5 thoughts on “Z9 second impressions”

  1. A commenter (Mike Dale), on the Nikon Rumours repost of this post, had an interesting idea – displaying these condor images on an iMac and seeing if the Z9’s focus behaviour was repeatable.

    I figured it might be, but it turns out it’s not really. When I used the low-resolution versions from this post, the Z9 basically didn’t recognise the head or eyes at all, ever. At any focal length on the Sigma 150-600 C, at any distance I could fit within my office. The Z9 did better in real life (not great, as I noted in the body of this post, but it at least sometimes caught the eye, or at least the nostril).

    But, when I showed the same images via Lightroom – i.e. the full resolution versions – the Z9 was able to start finding the eye. And interestingly it never thought the nostril was an eye. But overall the subject-detection performance was still impractically poor – the AF box flittered rapidly and unpredictably around the screen (in 3D Tracking or Auto-area) including on the beak, the overblown sky, randomly next to but not on the eye, etc. But most frequently on the neck feathers (mimicking the affinity for fluffy necks that I saw in reality).

    I did find that significantly (1-2 stops) under-exposing the image made the eye detection work marginally better, against the iMac screen. Matrix metering by default over-exposed a bit (quite explicably because of the black pillar-boxing & iMac screen borders).

    The behaviour was essentially the same with the 80-400G.

    What does that tell us? Not much, of course. There’s so many ways in which these two situations varied, that could impact AF behaviour. I just thought it was an interesting thing to try.

    Mike Dale apparently got quite different results, but with a different lens and likely other factors different as well (distance to iMac, screen brightness, lens, etc). Maybe it suggests that a native Z-mount lens like the 100-400 would work better. I wouldn’t be surprised – I’ve definitely seen that the native Z-mount lenses have much better autofocus accuracy and consistency than even Nikon F-mount lenses, let-alone 3rd party F-mount lenses.
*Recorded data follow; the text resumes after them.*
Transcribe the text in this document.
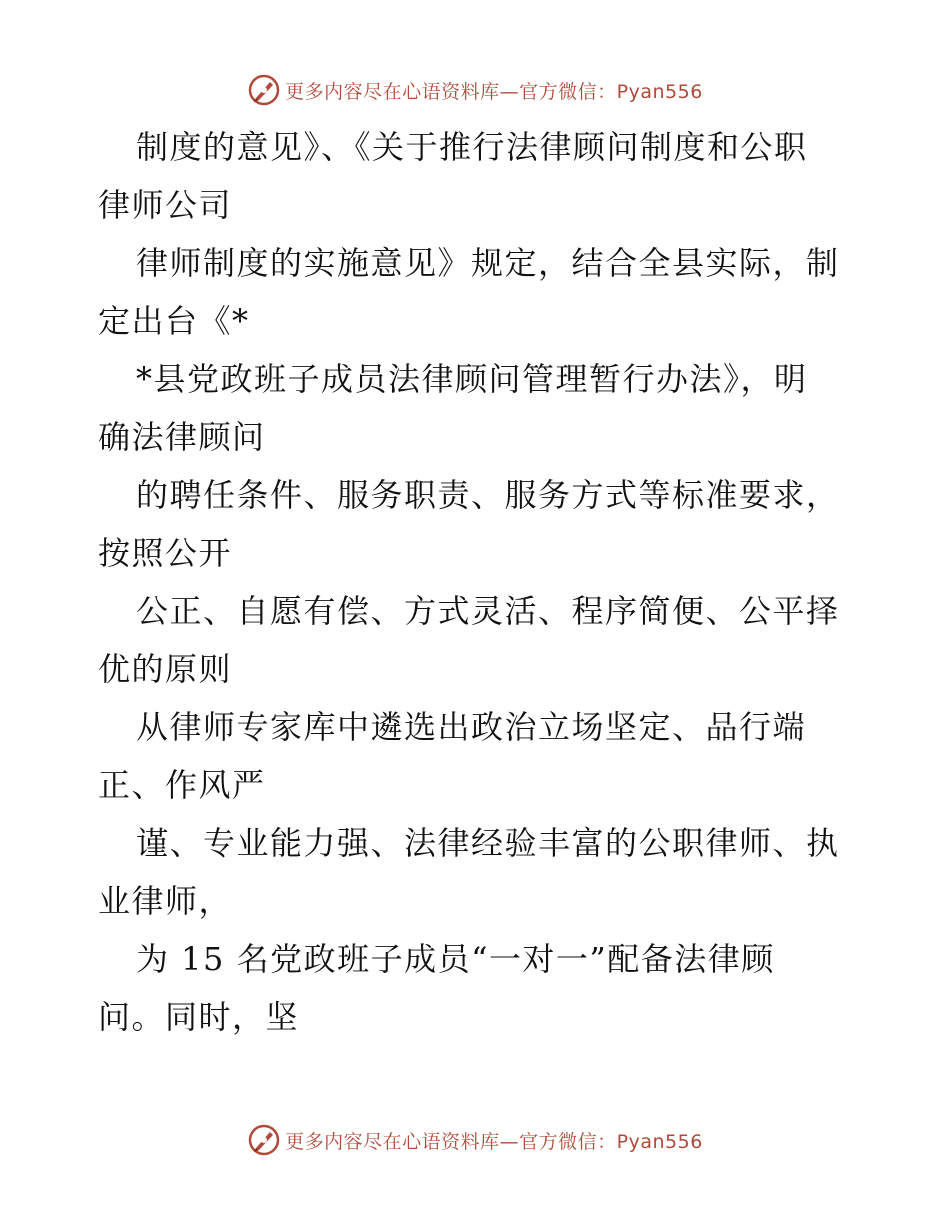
更多内容尽在心语资料库 —官方微信：Pyan556
制度的意见》、《关于推行法律顾问制度和公职
律师公司
律师制度的实施意见》规定，结合全县实际，制
定出台《*
*县党政班子成员法律顾问管理暂行办法》，明
确法律顾问
的聘任条件、服务职责、服务方式等标准要求，
按照公开
公正、自愿有偿、方式灵活、程序简便、公平择
优的原则
从律师专家库中遴选出政治立场坚定、品行端
正、作风严
谨、专业能力强、法律经验丰富的公职律师、执
业律师，
为 15 名党政班子成员“一对一”配备法律顾
问。同时，坚
更多内容尽在心语资料库 —官方微信：Pyan556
Unfortunately Nikon don’t make any lens – Z- or F-mount – equivalent to the 150-600 (though a 200-600 is on the Z roadmap, which I have my fingers crossed for).

    In any case, the behaviour I’ve described in this post isn’t specific to that one situation or bird. Generally I find the Z9 does a decent job in finding bird eyes, just not always. The Condor was just an example of what happens when subject detection doesn’t work well.

    Reply
  2. Re: GPS lock – take a look at the display – if the “satellite” icon is blinking it does not have lock, if it is “solid” then you have lock

    Re: Battery life… man I am getting a lot more battery life than you..I got about 20 hrs and 1,600 shots, it was split into four 4-6hr sessions
    BUT.. I turn the GPS off when I am no longer using the camera… and yes, I am looking for a “quick” way (i menu or button… but nothing yet) to do that rather than going through the Setup -> Location data menu.

    FYI: If you GPS enable logging, it will not save it until you go into “Location Data” and turn off the “Create Log”… I turned off the “Record location data” twice and it totally looses any logs… does just fine if you toggle the Create… BUT the logs are NOT compatible .gpx logs (ARG)

    Reply
    • A solid-on satellite icon does not mean it will record the geolocation into photos taken. It should, I agree, but I’ve seen [rare] cases where it does not. Possibly just an outright bug.

      The battery life is clearly dominated by GPS recording. When it’s off I can get at least a whole day of use without any concerns. When it’s on, only half a day.

      Thanks for the tip on GPS logging. I still haven’t really played with it. I vaguely recall there was some reason I’m not using it, but I can’t recall right now.

      Reply
      • I don’t believe you about the GPS harming the battery life that much. Unless you’re talking about the logging.
        It was probably a coincidence.